Objectives: The present study is a systematic review conducted as part of a methodological approach to develop evidence-based recommendations for economic evaluations in spine surgery. The aim of this systematic review is to evaluate the methodology and quality of currently available clinical cost-effectiveness studies in spine surgery.
Study design: Systematic literature review.
Data sources: PubMed, Web of Science, Embase, Cochrane, Cumulative Index to Nursing and Allied Health Literature, EconLit and The National Institute for Health Research Economic Evaluation Database were searched through 8 December 2022.
Eligibility criteria for selecting studies: Studies were included if they met all of the following eligibility criteria: (1) spine surgery, (2) the study cost-effectiveness and (3) clinical study. Model-based studies were excluded.

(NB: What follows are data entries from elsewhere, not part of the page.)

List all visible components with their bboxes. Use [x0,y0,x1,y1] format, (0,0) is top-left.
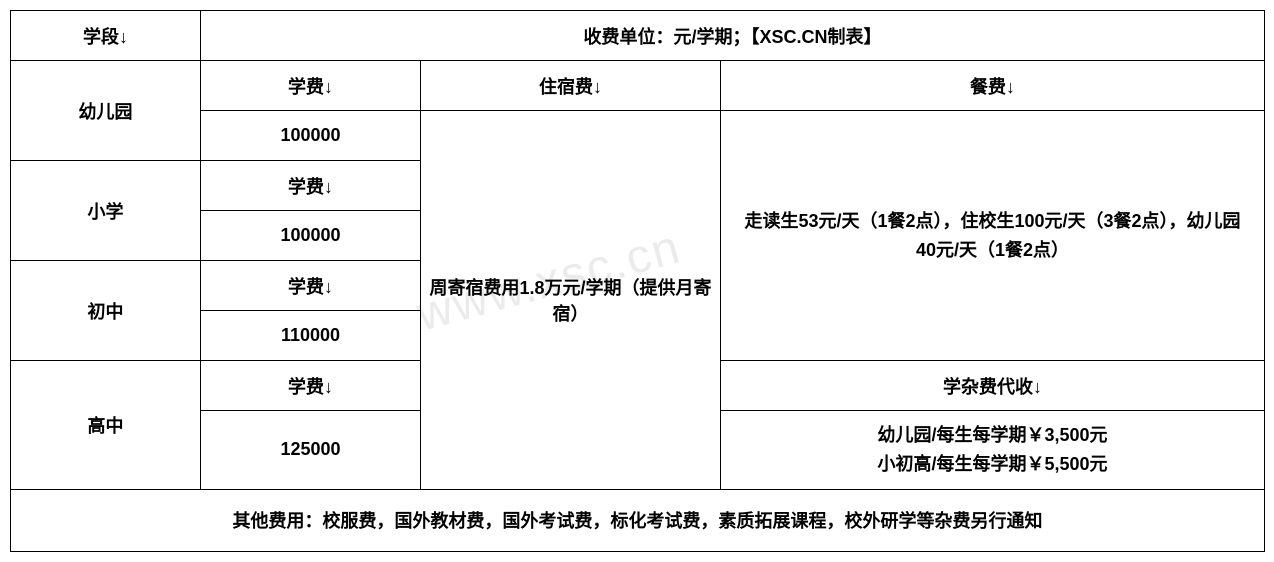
misc-cell: 幼儿园/每生每学期￥3,500元 小初高/每生每学期￥5,500元 [721,411,1265,490]
misc-line2: 小初高/每生每学期￥5,500元 [877,454,1107,474]
primary-tuition-value: 100000 [201,211,421,261]
subheader-boarding: 住宿费↓ [421,61,721,111]
header-stage: 学段↓ [11,11,201,61]
boarding-cell: 周寄宿费用1.8万元/学期（提供月寄宿） [421,111,721,490]
fee-table-wrapper: www.xsc.cn 学段↓ 收费单位：元/学期；【XSC.CN制表】 幼儿园 … [10,10,1264,552]
high-tuition-value: 125000 [201,411,421,490]
subheader-tuition: 学费↓ [201,361,421,411]
kindergarten-tuition-value: 100000 [201,111,421,161]
stage-middle: 初中 [11,261,201,361]
fee-table: 学段↓ 收费单位：元/学期；【XSC.CN制表】 幼儿园 学费↓ 住宿费↓ 餐费… [10,10,1265,552]
stage-kindergarten: 幼儿园 [11,61,201,161]
subheader-misc: 学杂费代收↓ [721,361,1265,411]
header-unit: 收费单位：元/学期；【XSC.CN制表】 [201,11,1265,61]
footer-other-fees: 其他费用：校服费，国外教材费，国外考试费，标化考试费，素质拓展课程，校外研学等杂… [11,489,1265,551]
subheader-meal: 餐费↓ [721,61,1265,111]
misc-line1: 幼儿园/每生每学期￥3,500元 [877,425,1107,445]
middle-tuition-value: 110000 [201,311,421,361]
subheader-tuition: 学费↓ [201,261,421,311]
stage-high: 高中 [11,361,201,490]
subheader-tuition: 学费↓ [201,61,421,111]
stage-primary: 小学 [11,161,201,261]
table-row: 幼儿园 学费↓ 住宿费↓ 餐费↓ [11,61,1265,111]
table-footer-row: 其他费用：校服费，国外教材费，国外考试费，标化考试费，素质拓展课程，校外研学等杂… [11,489,1265,551]
subheader-tuition: 学费↓ [201,161,421,211]
table-header-row: 学段↓ 收费单位：元/学期；【XSC.CN制表】 [11,11,1265,61]
meal-cell: 走读生53元/天（1餐2点），住校生100元/天（3餐2点），幼儿园40元/天（… [721,111,1265,361]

Data extraction and synthesis: The following data items were extracted and evaluated: pathology, number of participants, intervention(s), year, country, study design, time horizon, comparator(s), utility measurement, effectivity measurement, costs measured, perspective, main result and study quality.
Results: 130 economic evaluations were included. Seventy-four of these studies were retrospective studies. The majority of the studies had a time horizon shorter than 2 years. Utility measures varied between the EuroQol 5 dimensions and variations of the Short-Form Health Survey. Effect measures varied widely between Visual Analogue Scale for pain, Neck Disability Index, Oswestry Disability Index, reoperation rates and adverse events. All studies included direct costs from a healthcare perspective. Indirect costs were included in 47 studies. Total Consensus Health Economic Criteria scores ranged from 2 to 18, with a mean score of 12.0 over all 130 studies.
Conclusions: The comparability of economic evaluations in spine surgery is extremely low due to different study designs, follow-up duration and outcome measurements such as utility, effectiveness and costs. This illustrates the need for uniformity in conducting and reporting economic evaluations in spine surgery.
Keywords: Economics; Health economics; Spine.